Okay. Got the plot? Seen it a thousand times? Here’s why I’m telling you this story… because it’s all about waiting. The first hours and days in her new life, Claudia wants out of there as fast as she can be removed. This is not what she wanted. Ever! But then hubby and the two kids start to grow on her…and after a couple of weeks she discovers that she loves them. And, yes, that she needs them.
It’s only when Claudia makes the discovery that she needs others in her life that she is at last ready to re-enter her “real life.” With that first bump of her head, Claudia easily could have been returned to her life immediately. It’s TV, right? But if she had been, she wouldn’t have experienced the change that was necessary for her “real life” to have the deeper meaner it needed. By the movie’s end, you know Claudia has changed enough that she’s going to make better, more whole-making decisions than she had in the past…all because she waited. The experience of waiting taught her what only waiting could. By inhabiting that place of discomfort, that place of longing to be anywhere except where she was, Claudia learned enough and was changed enough to begin living her life more deeply than she ever had.
So, I guess we could look at the absence of that baby Jesus in Midtown, not as a robbery, but as a gift. What kind of Christmas would we have if we didn’t have to wait on the baby Jesus? What lessons might we miss if we skipped over the waiting process?
There is one person in our community right now who is an expert on waiting, Emily Adams, who is in her 9th month of pregnancy. I sent Emily an email this week, asking, first, if she might delay her son’s birth until December 24 or 25. That would be so cool liturgically, don’t you think? Apparently, Emily wasn’t in a liturgical mood when I made the suggestion.
Then I asked her if she’d share something about her own experience of waiting. She wrote: “When waiting for something I really want, my first impulse is to focus on the feeling of unhappiness that I don’t have what I want yet. I can’t wait to meet Ian and sometimes find myself feeling negative about the fact that I’m still waiting. But I’m trying to train myself to take a deep breath, open my eyes, and see the wonderful things I can experience only because I am waiting. In this case, all of the bed rest and time off of work has meant that I’ve gotten lots of extra time to be with Ben and really savor each moment of our time together before our family dynamic changes. Waiting for one thing has given me the space to mindfully appreciate what I already have in my life. And for that I am eternally grateful.”
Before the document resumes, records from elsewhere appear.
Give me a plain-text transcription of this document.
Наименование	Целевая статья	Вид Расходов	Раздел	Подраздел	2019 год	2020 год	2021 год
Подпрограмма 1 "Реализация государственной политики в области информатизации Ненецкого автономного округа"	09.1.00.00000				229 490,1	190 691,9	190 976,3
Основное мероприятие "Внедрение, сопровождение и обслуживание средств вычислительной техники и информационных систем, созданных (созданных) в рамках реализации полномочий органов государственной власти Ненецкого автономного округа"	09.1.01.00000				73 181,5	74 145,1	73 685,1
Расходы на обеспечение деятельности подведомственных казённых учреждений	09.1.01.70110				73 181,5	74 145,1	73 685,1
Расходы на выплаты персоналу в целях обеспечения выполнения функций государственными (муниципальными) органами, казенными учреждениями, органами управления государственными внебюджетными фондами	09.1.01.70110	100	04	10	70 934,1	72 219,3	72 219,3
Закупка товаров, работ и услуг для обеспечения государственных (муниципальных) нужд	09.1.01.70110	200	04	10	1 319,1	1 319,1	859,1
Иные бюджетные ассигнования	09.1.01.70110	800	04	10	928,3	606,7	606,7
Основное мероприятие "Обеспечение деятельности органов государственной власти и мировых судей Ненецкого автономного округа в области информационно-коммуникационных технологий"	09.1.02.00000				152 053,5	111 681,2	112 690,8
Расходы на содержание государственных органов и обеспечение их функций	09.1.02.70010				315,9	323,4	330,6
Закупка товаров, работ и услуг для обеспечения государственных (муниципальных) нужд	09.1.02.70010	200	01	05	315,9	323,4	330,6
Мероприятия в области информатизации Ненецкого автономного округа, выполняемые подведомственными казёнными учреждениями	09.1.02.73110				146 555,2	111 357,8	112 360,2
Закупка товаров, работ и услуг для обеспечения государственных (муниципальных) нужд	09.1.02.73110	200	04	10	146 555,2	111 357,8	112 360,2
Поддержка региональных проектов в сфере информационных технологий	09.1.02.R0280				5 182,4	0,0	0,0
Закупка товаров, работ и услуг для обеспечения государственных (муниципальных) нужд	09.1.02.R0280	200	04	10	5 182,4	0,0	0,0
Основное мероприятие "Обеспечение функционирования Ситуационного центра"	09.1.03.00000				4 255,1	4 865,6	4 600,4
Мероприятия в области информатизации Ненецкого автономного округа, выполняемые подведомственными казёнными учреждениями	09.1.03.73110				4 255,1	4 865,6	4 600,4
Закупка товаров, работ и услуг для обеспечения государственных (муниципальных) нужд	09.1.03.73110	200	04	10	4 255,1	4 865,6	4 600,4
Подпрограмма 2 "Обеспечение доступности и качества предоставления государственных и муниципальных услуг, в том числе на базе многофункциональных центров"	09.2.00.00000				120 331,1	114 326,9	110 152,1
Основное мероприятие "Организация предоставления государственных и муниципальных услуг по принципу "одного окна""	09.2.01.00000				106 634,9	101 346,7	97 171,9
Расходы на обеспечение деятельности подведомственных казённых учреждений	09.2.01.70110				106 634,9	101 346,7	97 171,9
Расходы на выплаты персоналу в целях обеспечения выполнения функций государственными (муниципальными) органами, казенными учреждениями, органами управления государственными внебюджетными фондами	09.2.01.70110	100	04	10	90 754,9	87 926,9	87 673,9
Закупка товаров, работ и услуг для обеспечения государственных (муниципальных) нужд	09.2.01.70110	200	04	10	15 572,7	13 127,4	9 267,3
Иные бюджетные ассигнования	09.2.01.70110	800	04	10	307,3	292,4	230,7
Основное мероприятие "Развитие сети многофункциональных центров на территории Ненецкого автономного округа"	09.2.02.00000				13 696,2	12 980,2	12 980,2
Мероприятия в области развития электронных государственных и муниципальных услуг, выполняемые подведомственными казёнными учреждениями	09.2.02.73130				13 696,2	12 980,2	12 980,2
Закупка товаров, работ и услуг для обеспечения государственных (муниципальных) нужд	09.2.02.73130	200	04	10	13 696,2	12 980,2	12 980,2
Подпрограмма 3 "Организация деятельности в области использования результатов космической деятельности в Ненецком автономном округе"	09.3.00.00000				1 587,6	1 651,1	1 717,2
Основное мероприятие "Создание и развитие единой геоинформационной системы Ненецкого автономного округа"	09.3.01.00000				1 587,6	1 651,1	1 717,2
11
What might we learn from waiting for our baby, the baby Jesus? What might these days of longing and anticipation teach us, how might inhabiting this place of discomfort change us? How might we use these next 28 days to prepare—really prepare—for the coming of God-with-us? I don’t know. I guess we’ll just have to wait and see.
In the name of our God, who creates us, redeems us, sustains us, and hopes for our wholeness. Amen.